[Python-3000] TextIOWrapper.write(s:str) and bytes in py3k-struni

Guido van Rossum guido at python.org
Mon Jul 16 23:23:33 CEST 2007


On 7/14/07, Christian Heimes <lists at cheimes.de> wrote:
> I'm having some troubles with unit tests in the py3k-struni branch. Some
> test like test_uu are failing because an io.TextIOWrapper instance's
> write() method doesn't handle bytes. The method is defined as:
>
>     def write(self, s: str):
>         if self.closed:
>             raise ValueError("write to closed file")
>         # XXX What if we were just reading?
>         b = s.encode(self._encoding)
>         if isinstance(b, str):
>             b = bytes(b)
>         n = self.buffer.write(b)
>         if "\n" in s:
>             # XXX only if isatty
>             self.flush()
>         self._snapshot = self._decoder = None
>         return len(s)
>
> The problematic lines are the lines from s.encode() to b = bytes(b). The
> behavior is more than questionable. A bytes object doesn't have an
> encode() method and str's encode method() always returns bytes.
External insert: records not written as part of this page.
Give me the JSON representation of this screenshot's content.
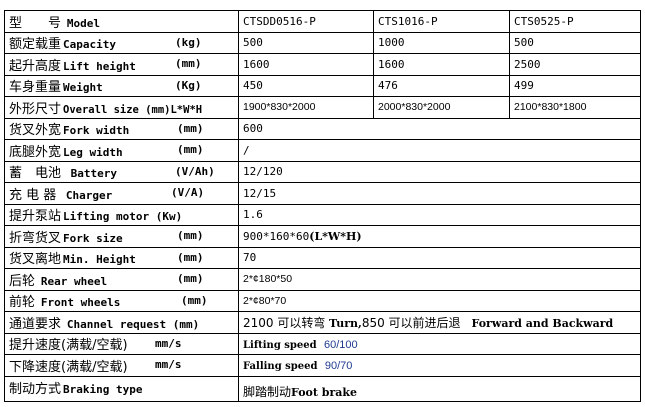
{
  "header": {
    "cn": "型　　号",
    "en": "Model",
    "models": [
      "CTSDD0516-P",
      "CTS1016-P",
      "CTS0525-P"
    ]
  },
  "rows": [
    {
      "cn": "额定载重",
      "en": "Capacity",
      "unit": "(kg)",
      "values": [
        "500",
        "1000",
        "500"
      ]
    },
    {
      "cn": "起升高度",
      "en": "Lift height",
      "unit": "(mm)",
      "values": [
        "1600",
        "1600",
        "2500"
      ]
    },
    {
      "cn": "车身重量",
      "en": "Weight",
      "unit": "(Kg)",
      "values": [
        "450",
        "476",
        "499"
      ]
    },
    {
      "cn": "外形尺寸",
      "en": "Overall size (mm)L*W*H",
      "values": [
        "1900*830*2000",
        "2000*830*2000",
        "2100*830*1800"
      ]
    },
    {
      "cn": "货叉外宽",
      "en": "Fork width",
      "unit": "(mm)",
      "value": "600"
    },
    {
      "cn": "底腿外宽",
      "en": "Leg width",
      "unit": "(mm)",
      "value": "/"
    },
    {
      "cn": "蓄　电池",
      "en": "Battery",
      "unit": "(V/Ah)",
      "value": "12/120"
    },
    {
      "cn": "充 电 器",
      "en": "Charger",
      "unit": "(V/A)",
      "value": "12/15"
    },
    {
      "cn": "提升泵站",
      "en": "Lifting motor (Kw)",
      "value": "1.6"
    },
    {
      "cn": "折弯货叉",
      "en": "Fork size",
      "unit": "(mm)",
      "value": "900*160*60",
      "value_suffix": "(L*W*H)"
    },
    {
      "cn": "货叉离地",
      "en": "Min. Height",
      "unit": "(mm)",
      "value": "70"
    },
    {
      "cn": "后轮",
      "en": "Rear wheel",
      "unit": "(mm)",
      "value": "2*¢180*50"
    },
    {
      "cn": "前轮",
      "en": "Front wheels",
      "unit": "(mm)",
      "value": "2*¢80*70"
    },
    {
      "cn": "通道要求",
      "en": "Channel request (mm)",
      "value_parts": [
        "2100 可以转弯",
        "Turn,",
        "850 可以前进后退",
        "Forward and Backward"
      ]
    },
    {
      "cn": "提升速度(满载/空载)",
      "en": "mm/s",
      "value_label": "Lifting speed",
      "value": "60/100"
    },
    {
      "cn": "下降速度(满载/空载)",
      "en": "mm/s",
      "value_label": "Falling speed",
      "value": "90/70"
    },
    {
      "cn": "制动方式",
      "en": "Braking type",
      "value_cn": "脚踏制动",
      "value_en": "Foot brake"
    }
  ],
  "colors": {
    "speed_value": "#1f3b8f",
    "border": "#000000"
  }
}
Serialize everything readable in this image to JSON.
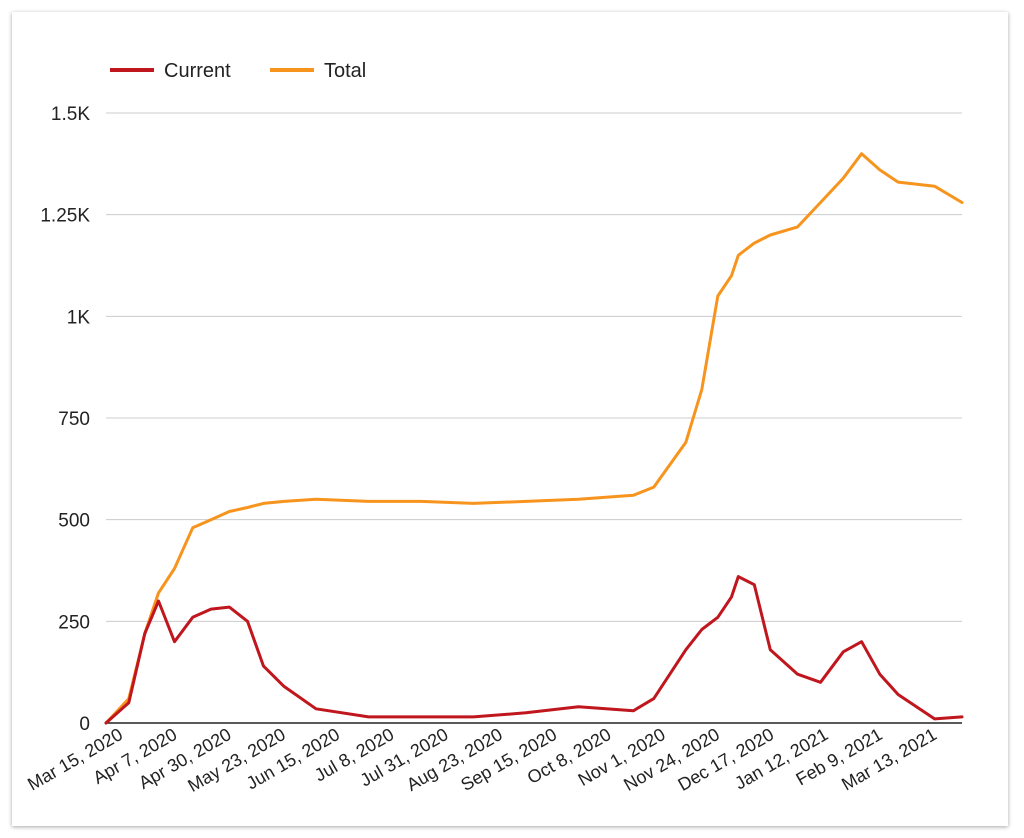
{
  "chart_data": {
    "type": "line",
    "legend_position": "top-left",
    "grid": true,
    "xlabel": "",
    "ylabel": "",
    "ylim": [
      0,
      1500
    ],
    "yticks": [
      {
        "value": 0,
        "label": "0"
      },
      {
        "value": 250,
        "label": "250"
      },
      {
        "value": 500,
        "label": "500"
      },
      {
        "value": 750,
        "label": "750"
      },
      {
        "value": 1000,
        "label": "1K"
      },
      {
        "value": 1250,
        "label": "1.25K"
      },
      {
        "value": 1500,
        "label": "1.5K"
      }
    ],
    "xticks": [
      "Mar 15, 2020",
      "Apr 7, 2020",
      "Apr 30, 2020",
      "May 23, 2020",
      "Jun 15, 2020",
      "Jul 8, 2020",
      "Jul 31, 2020",
      "Aug 23, 2020",
      "Sep 15, 2020",
      "Oct 8, 2020",
      "Nov 1, 2020",
      "Nov 24, 2020",
      "Dec 17, 2020",
      "Jan 12, 2021",
      "Feb 9, 2021",
      "Mar 13, 2021"
    ],
    "x": [
      "2020-03-15",
      "2020-03-25",
      "2020-04-01",
      "2020-04-07",
      "2020-04-14",
      "2020-04-22",
      "2020-04-30",
      "2020-05-08",
      "2020-05-16",
      "2020-05-23",
      "2020-06-01",
      "2020-06-15",
      "2020-07-08",
      "2020-07-31",
      "2020-08-23",
      "2020-09-15",
      "2020-10-08",
      "2020-11-01",
      "2020-11-10",
      "2020-11-24",
      "2020-12-01",
      "2020-12-08",
      "2020-12-14",
      "2020-12-17",
      "2020-12-24",
      "2020-12-31",
      "2021-01-12",
      "2021-01-22",
      "2021-02-01",
      "2021-02-09",
      "2021-02-17",
      "2021-02-25",
      "2021-03-13",
      "2021-03-25"
    ],
    "series": [
      {
        "name": "Current",
        "color": "#c0161d",
        "values": [
          0,
          50,
          220,
          300,
          200,
          260,
          280,
          285,
          250,
          140,
          90,
          35,
          15,
          15,
          15,
          25,
          40,
          30,
          60,
          180,
          230,
          260,
          310,
          360,
          340,
          180,
          120,
          100,
          175,
          200,
          120,
          70,
          10,
          15
        ]
      },
      {
        "name": "Total",
        "color": "#f7941d",
        "values": [
          0,
          60,
          220,
          320,
          380,
          480,
          500,
          520,
          530,
          540,
          545,
          550,
          545,
          545,
          540,
          545,
          550,
          560,
          580,
          690,
          820,
          1050,
          1100,
          1150,
          1180,
          1200,
          1220,
          1280,
          1340,
          1400,
          1360,
          1330,
          1320,
          1280
        ]
      }
    ]
  }
}
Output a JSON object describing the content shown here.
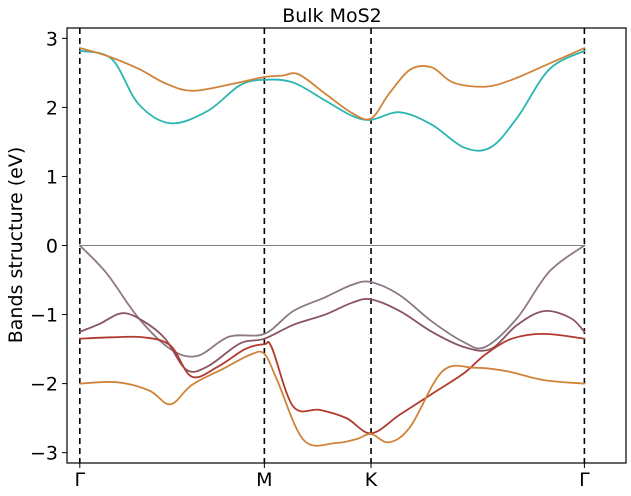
{
  "chart_data": {
    "type": "line",
    "title": "Bulk MoS2",
    "xlabel": "",
    "ylabel": "Bands structure (eV)",
    "xlim": [
      -0.12,
      5.12
    ],
    "ylim": [
      -3.15,
      3.15
    ],
    "yticks": [
      -3,
      -2,
      -1,
      0,
      1,
      2,
      3
    ],
    "ytick_labels": [
      "−3",
      "−2",
      "−1",
      "0",
      "1",
      "2",
      "3"
    ],
    "kpoints": [
      {
        "label": "Γ",
        "x": 0
      },
      {
        "label": "M",
        "x": 1.73
      },
      {
        "label": "K",
        "x": 2.73
      },
      {
        "label": "Γ",
        "x": 4.73
      }
    ],
    "fermi_level": 0,
    "grid": false,
    "legend": "none",
    "colors": {
      "cond_teal": "#2ab5b0",
      "cond_orange": "#d0843a",
      "val_top": "#8d7888",
      "val_mauve": "#8b5560",
      "val_red": "#b03a2e",
      "val_orange": "#d0843a",
      "fermi": "#808080",
      "kline": "#000000"
    },
    "series": [
      {
        "color_key": "cond_teal",
        "x": [
          0,
          0.3,
          0.55,
          0.85,
          1.2,
          1.5,
          1.73,
          2.0,
          2.3,
          2.55,
          2.73,
          3.0,
          3.3,
          3.6,
          3.85,
          4.1,
          4.4,
          4.73
        ],
        "y": [
          2.82,
          2.7,
          2.05,
          1.77,
          1.95,
          2.32,
          2.4,
          2.36,
          2.1,
          1.88,
          1.82,
          1.93,
          1.75,
          1.42,
          1.42,
          1.85,
          2.55,
          2.82
        ]
      },
      {
        "color_key": "cond_orange",
        "x": [
          0,
          0.25,
          0.55,
          0.8,
          1.05,
          1.4,
          1.73,
          1.9,
          2.05,
          2.3,
          2.55,
          2.73,
          2.9,
          3.1,
          3.3,
          3.5,
          3.8,
          4.05,
          4.35,
          4.73
        ],
        "y": [
          2.86,
          2.75,
          2.56,
          2.35,
          2.24,
          2.33,
          2.44,
          2.46,
          2.48,
          2.2,
          1.92,
          1.84,
          2.2,
          2.55,
          2.58,
          2.36,
          2.3,
          2.4,
          2.6,
          2.86
        ]
      },
      {
        "color_key": "val_top",
        "x": [
          0,
          0.25,
          0.55,
          0.85,
          1.1,
          1.4,
          1.73,
          2.0,
          2.3,
          2.55,
          2.73,
          3.0,
          3.3,
          3.6,
          3.8,
          4.1,
          4.4,
          4.73
        ],
        "y": [
          0.0,
          -0.4,
          -1.05,
          -1.5,
          -1.6,
          -1.32,
          -1.28,
          -0.95,
          -0.75,
          -0.57,
          -0.53,
          -0.72,
          -1.1,
          -1.4,
          -1.47,
          -1.05,
          -0.38,
          0.0
        ]
      },
      {
        "color_key": "val_mauve",
        "x": [
          0,
          0.18,
          0.4,
          0.6,
          0.8,
          1.0,
          1.2,
          1.5,
          1.73,
          2.0,
          2.3,
          2.55,
          2.73,
          3.0,
          3.3,
          3.6,
          3.85,
          4.1,
          4.35,
          4.6,
          4.73
        ],
        "y": [
          -1.25,
          -1.14,
          -0.98,
          -1.1,
          -1.35,
          -1.8,
          -1.75,
          -1.42,
          -1.35,
          -1.15,
          -1.0,
          -0.83,
          -0.78,
          -0.95,
          -1.25,
          -1.47,
          -1.5,
          -1.15,
          -0.95,
          -1.05,
          -1.25
        ]
      },
      {
        "color_key": "val_red",
        "x": [
          0,
          0.3,
          0.6,
          0.85,
          1.05,
          1.3,
          1.55,
          1.73,
          1.8,
          2.0,
          2.25,
          2.5,
          2.73,
          3.0,
          3.3,
          3.6,
          3.8,
          4.05,
          4.35,
          4.73
        ],
        "y": [
          -1.35,
          -1.33,
          -1.33,
          -1.45,
          -1.9,
          -1.75,
          -1.5,
          -1.43,
          -1.48,
          -2.33,
          -2.38,
          -2.5,
          -2.72,
          -2.45,
          -2.15,
          -1.85,
          -1.58,
          -1.35,
          -1.28,
          -1.35
        ]
      },
      {
        "color_key": "val_orange",
        "x": [
          0,
          0.35,
          0.65,
          0.85,
          1.05,
          1.35,
          1.6,
          1.73,
          1.85,
          2.1,
          2.4,
          2.6,
          2.73,
          2.9,
          3.1,
          3.4,
          3.7,
          4.0,
          4.35,
          4.73
        ],
        "y": [
          -2.0,
          -1.98,
          -2.1,
          -2.3,
          -2.02,
          -1.78,
          -1.58,
          -1.57,
          -1.95,
          -2.82,
          -2.86,
          -2.8,
          -2.73,
          -2.85,
          -2.62,
          -1.82,
          -1.77,
          -1.82,
          -1.95,
          -2.0
        ]
      }
    ]
  }
}
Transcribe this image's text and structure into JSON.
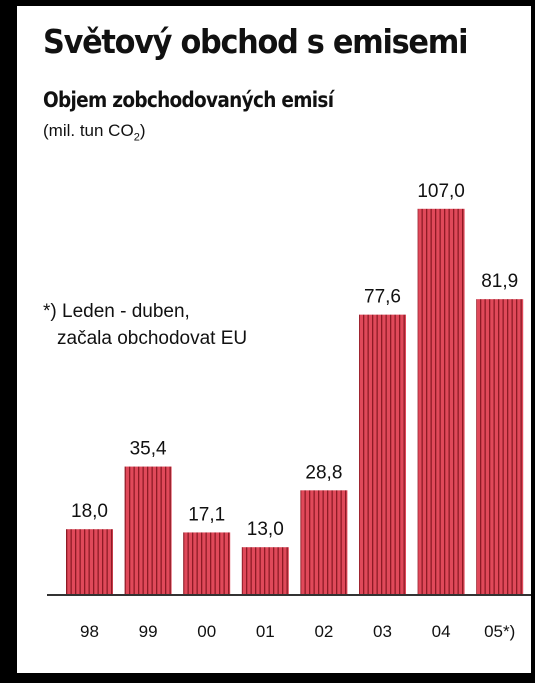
{
  "header": {
    "title": "Světový obchod s emisemi",
    "subtitle": "Objem zobchodovaných emisí",
    "unit_prefix": "(mil. tun CO",
    "unit_sub": "2",
    "unit_suffix": ")"
  },
  "note": {
    "line1": "*) Leden - duben,",
    "line2": "začala obchodovat EU"
  },
  "colors": {
    "bar_fill": "#e0495a",
    "bar_stripe": "#8e1a25",
    "axis": "#333333",
    "frame": "#000000"
  },
  "chart_data": {
    "type": "bar",
    "title": "Světový obchod s emisemi",
    "subtitle": "Objem zobchodovaných emisí",
    "ylabel": "(mil. tun CO2)",
    "categories": [
      "98",
      "99",
      "00",
      "01",
      "02",
      "03",
      "04",
      "05*)"
    ],
    "values": [
      18.0,
      35.4,
      17.1,
      13.0,
      28.8,
      77.6,
      107.0,
      81.9
    ],
    "value_labels": [
      "18,0",
      "35,4",
      "17,1",
      "13,0",
      "28,8",
      "77,6",
      "107,0",
      "81,9"
    ],
    "ylim": [
      0,
      110
    ],
    "grid": false,
    "legend": "none"
  }
}
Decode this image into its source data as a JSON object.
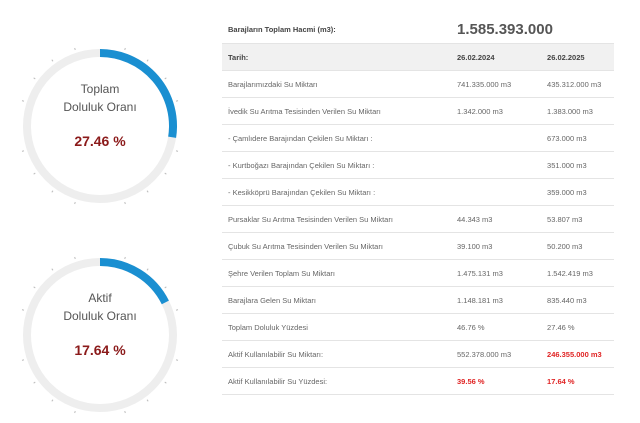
{
  "colors": {
    "accent": "#1a8fd1",
    "track": "#eeeeee",
    "value": "#8b1a1a",
    "highlight": "#e02424"
  },
  "gauges": [
    {
      "line1": "Toplam",
      "line2": "Doluluk Oranı",
      "value_text": "27.46 %",
      "fraction": 0.2746
    },
    {
      "line1": "Aktif",
      "line2": "Doluluk Oranı",
      "value_text": "17.64 %",
      "fraction": 0.1764
    }
  ],
  "table": {
    "header_label": "Barajların Toplam Hacmi (m3):",
    "header_value": "1.585.393.000",
    "date_label": "Tarih:",
    "date1": "26.02.2024",
    "date2": "26.02.2025",
    "rows": [
      {
        "label": "Barajlarımızdaki Su Miktarı",
        "v1": "741.335.000 m3",
        "v2": "435.312.000 m3"
      },
      {
        "label": "İvedik Su Arıtma Tesisinden Verilen Su Miktarı",
        "v1": "1.342.000 m3",
        "v2": "1.383.000 m3"
      },
      {
        "label": "- Çamlıdere Barajından Çekilen Su Miktarı :",
        "v1": "",
        "v2": "673.000 m3"
      },
      {
        "label": "- Kurtboğazı Barajından Çekilen Su Miktarı :",
        "v1": "",
        "v2": "351.000 m3"
      },
      {
        "label": "- Kesikköprü Barajından Çekilen Su Miktarı :",
        "v1": "",
        "v2": "359.000 m3"
      },
      {
        "label": "Pursaklar Su Arıtma Tesisinden Verilen Su Miktarı",
        "v1": "44.343 m3",
        "v2": "53.807 m3"
      },
      {
        "label": "Çubuk Su Arıtma Tesisinden Verilen Su Miktarı",
        "v1": "39.100 m3",
        "v2": "50.200 m3"
      },
      {
        "label": "Şehre Verilen Toplam Su Miktarı",
        "v1": "1.475.131 m3",
        "v2": "1.542.419 m3"
      },
      {
        "label": "Barajlara Gelen Su Miktarı",
        "v1": "1.148.181 m3",
        "v2": "835.440 m3"
      },
      {
        "label": "Toplam Doluluk Yüzdesi",
        "v1": "46.76 %",
        "v2": "27.46 %"
      },
      {
        "label": "Aktif Kullanılabilir Su Miktarı:",
        "v1": "552.378.000 m3",
        "v2": "246.355.000 m3"
      },
      {
        "label": "Aktif Kullanılabilir Su Yüzdesi:",
        "v1": "39.56 %",
        "v2": "17.64 %"
      }
    ]
  }
}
IMO the
> write() method should be changed to:
>
>     def write(self, s: (str, bytes)):
>         if self.closed:
>             raise ValueError("write to closed file")
>         # XXX What if we were just reading?
>         if isinstance(s, basestring):
>             b = s.encode(self._encoding)
>         elif isinstance(s, bytes):
>             b = s
>         else:
>             b = bytes(b)
>         n = self.buffer.write(b)
>         if b"\n" in b:
>             # XXX only if isatty
>             self.flush()
>         self._snapshot = self._decoder = None
>         return len(s)
>
> Or the write() should explictly raise a TypeError when it is not allowed
> to handle bytes.

I came across this in your SF patch. I disagree with your desire to
let TextIOWrapper.write() handle bytes: it should *only* be passed str
objects. The uu test was failing because it was writing bytes to a
text stream.

Perhaps the error should be better; though I'm not sure I want to add
explicit type checks (as it would defeat duck typing).